A woman came to my workplace today. She was pretty. She wore a blue blouse and jeans. She also had short hair.

We struck up an easy conversation. She was nice. Her name was Bella. She leaned on the counter and I caught sight of her breasts. They looked soft. She caught me looking and said "JJ, if you are ever looking to have some fun, here's my number." And tossed me a business card. She sold houses. I told her I was married, and she said "I know you are. I know who you are and trust me, I won't tell a soul. Just think about it."

She walked away and I felt the temptation rising inside of me. I might call her. Its wrong and I shouldn't but.... maybe.

Thursday, December 6, 2012

I have two kids and my wife is pregnant with our third.

I love my kids, and my wif3. I am so tired of this. I wish I hadn't married young. I wish I had more life. I wish I had been born to different parents. Or at least that my parents weren't quite so strict.

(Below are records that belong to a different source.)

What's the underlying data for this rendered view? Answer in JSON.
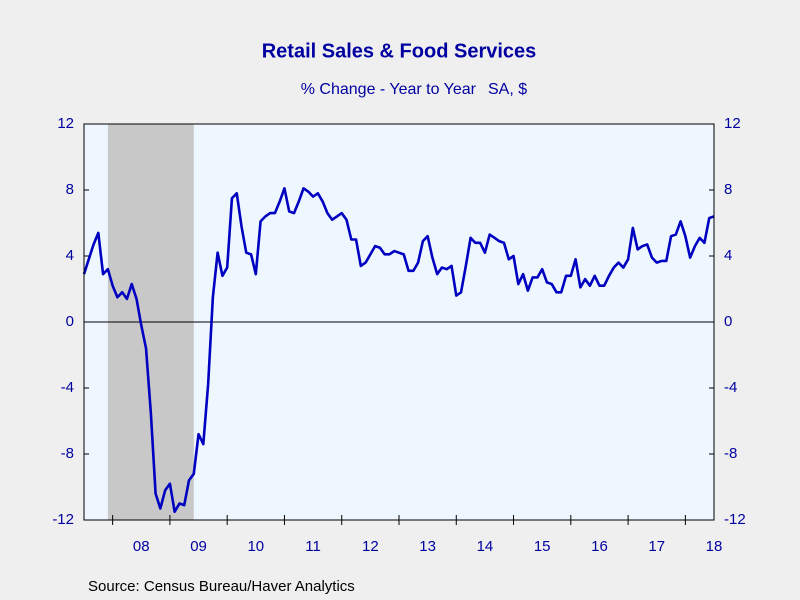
{
  "chart_data": {
    "type": "line",
    "title": "Retail Sales & Food Services",
    "subtitle": "% Change - Year to Year",
    "units": "SA, $",
    "source": "Source:  Census Bureau/Haver Analytics",
    "xlim": [
      2007.5,
      2018.5
    ],
    "xticks": [
      {
        "value": 2008.5,
        "label": "08"
      },
      {
        "value": 2009.5,
        "label": "09"
      },
      {
        "value": 2010.5,
        "label": "10"
      },
      {
        "value": 2011.5,
        "label": "11"
      },
      {
        "value": 2012.5,
        "label": "12"
      },
      {
        "value": 2013.5,
        "label": "13"
      },
      {
        "value": 2014.5,
        "label": "14"
      },
      {
        "value": 2015.5,
        "label": "15"
      },
      {
        "value": 2016.5,
        "label": "16"
      },
      {
        "value": 2017.5,
        "label": "17"
      },
      {
        "value": 2018.5,
        "label": "18"
      }
    ],
    "ylim": [
      -12,
      12
    ],
    "yticks": [
      -12,
      -8,
      -4,
      0,
      4,
      8,
      12
    ],
    "y2lim": [
      -12,
      12
    ],
    "y2ticks": [
      -12,
      -8,
      -4,
      0,
      4,
      8,
      12
    ],
    "zero_line": true,
    "recession": [
      2007.917,
      2009.417
    ],
    "recession_color": "#c8c8c8",
    "plot_background": "#eef6ff",
    "x": [
      2007.5,
      2007.583,
      2007.667,
      2007.75,
      2007.833,
      2007.917,
      2008,
      2008.083,
      2008.167,
      2008.25,
      2008.333,
      2008.417,
      2008.5,
      2008.583,
      2008.667,
      2008.75,
      2008.833,
      2008.917,
      2009,
      2009.083,
      2009.167,
      2009.25,
      2009.333,
      2009.417,
      2009.5,
      2009.583,
      2009.667,
      2009.75,
      2009.833,
      2009.917,
      2010,
      2010.083,
      2010.167,
      2010.25,
      2010.333,
      2010.417,
      2010.5,
      2010.583,
      2010.667,
      2010.75,
      2010.833,
      2010.917,
      2011,
      2011.083,
      2011.167,
      2011.25,
      2011.333,
      2011.417,
      2011.5,
      2011.583,
      2011.667,
      2011.75,
      2011.833,
      2011.917,
      2012,
      2012.083,
      2012.167,
      2012.25,
      2012.333,
      2012.417,
      2012.5,
      2012.583,
      2012.667,
      2012.75,
      2012.833,
      2012.917,
      2013,
      2013.083,
      2013.167,
      2013.25,
      2013.333,
      2013.417,
      2013.5,
      2013.583,
      2013.667,
      2013.75,
      2013.833,
      2013.917,
      2014,
      2014.083,
      2014.167,
      2014.25,
      2014.333,
      2014.417,
      2014.5,
      2014.583,
      2014.667,
      2014.75,
      2014.833,
      2014.917,
      2015,
      2015.083,
      2015.167,
      2015.25,
      2015.333,
      2015.417,
      2015.5,
      2015.583,
      2015.667,
      2015.75,
      2015.833,
      2015.917,
      2016,
      2016.083,
      2016.167,
      2016.25,
      2016.333,
      2016.417,
      2016.5,
      2016.583,
      2016.667,
      2016.75,
      2016.833,
      2016.917,
      2017,
      2017.083,
      2017.167,
      2017.25,
      2017.333,
      2017.417,
      2017.5,
      2017.583,
      2017.667,
      2017.75,
      2017.833,
      2017.917,
      2018,
      2018.083,
      2018.167,
      2018.25,
      2018.333,
      2018.417,
      2018.5
    ],
    "series": [
      {
        "color": "#0000c0",
        "values": [
          2.9,
          3.8,
          4.7,
          5.4,
          2.9,
          3.2,
          2.2,
          1.5,
          1.8,
          1.4,
          2.3,
          1.4,
          -0.2,
          -1.6,
          -5.5,
          -10.4,
          -11.3,
          -10.2,
          -9.8,
          -11.5,
          -11.0,
          -11.1,
          -9.6,
          -9.2,
          -6.8,
          -7.4,
          -3.8,
          1.5,
          4.2,
          2.8,
          3.3,
          7.5,
          7.8,
          5.8,
          4.2,
          4.1,
          2.9,
          6.1,
          6.4,
          6.6,
          6.6,
          7.3,
          8.1,
          6.7,
          6.6,
          7.3,
          8.1,
          7.9,
          7.6,
          7.8,
          7.3,
          6.6,
          6.2,
          6.4,
          6.6,
          6.2,
          5.0,
          5.0,
          3.4,
          3.6,
          4.1,
          4.6,
          4.5,
          4.1,
          4.1,
          4.3,
          4.2,
          4.1,
          3.1,
          3.1,
          3.6,
          4.9,
          5.2,
          3.9,
          2.9,
          3.3,
          3.2,
          3.4,
          1.6,
          1.8,
          3.4,
          5.1,
          4.8,
          4.8,
          4.2,
          5.3,
          5.1,
          4.9,
          4.8,
          3.8,
          4.0,
          2.3,
          2.9,
          1.9,
          2.7,
          2.7,
          3.2,
          2.4,
          2.3,
          1.8,
          1.8,
          2.8,
          2.8,
          3.8,
          2.1,
          2.6,
          2.2,
          2.8,
          2.2,
          2.2,
          2.8,
          3.3,
          3.6,
          3.3,
          3.8,
          5.7,
          4.4,
          4.6,
          4.7,
          3.9,
          3.6,
          3.7,
          3.7,
          5.2,
          5.3,
          6.1,
          5.2,
          3.9,
          4.6,
          5.1,
          4.8,
          6.3,
          6.4
        ]
      }
    ]
  }
}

I never got to do all the things I wanted to do. Go to law school, see the world, date. I basically lived at home until I was 20 and then married the first girl I set eyes on. My mom always talks about how lucky us kids are to have been homeschooled, to have been taught how to be Christians, to have built in friends, to be protected from ungodliness. A couple of days ago I mentioned to her that I felt like I had been unprepared for life and she said "Your father and I raised you perfectly.  You are more than prepared to be a soldier in God's army. You can turn away from temptation." Yeah mom, thanks.

I tried once to go into a bar, but it got back to my dad and he drug me out yelling about how I was a disgrace and I made my family look bad.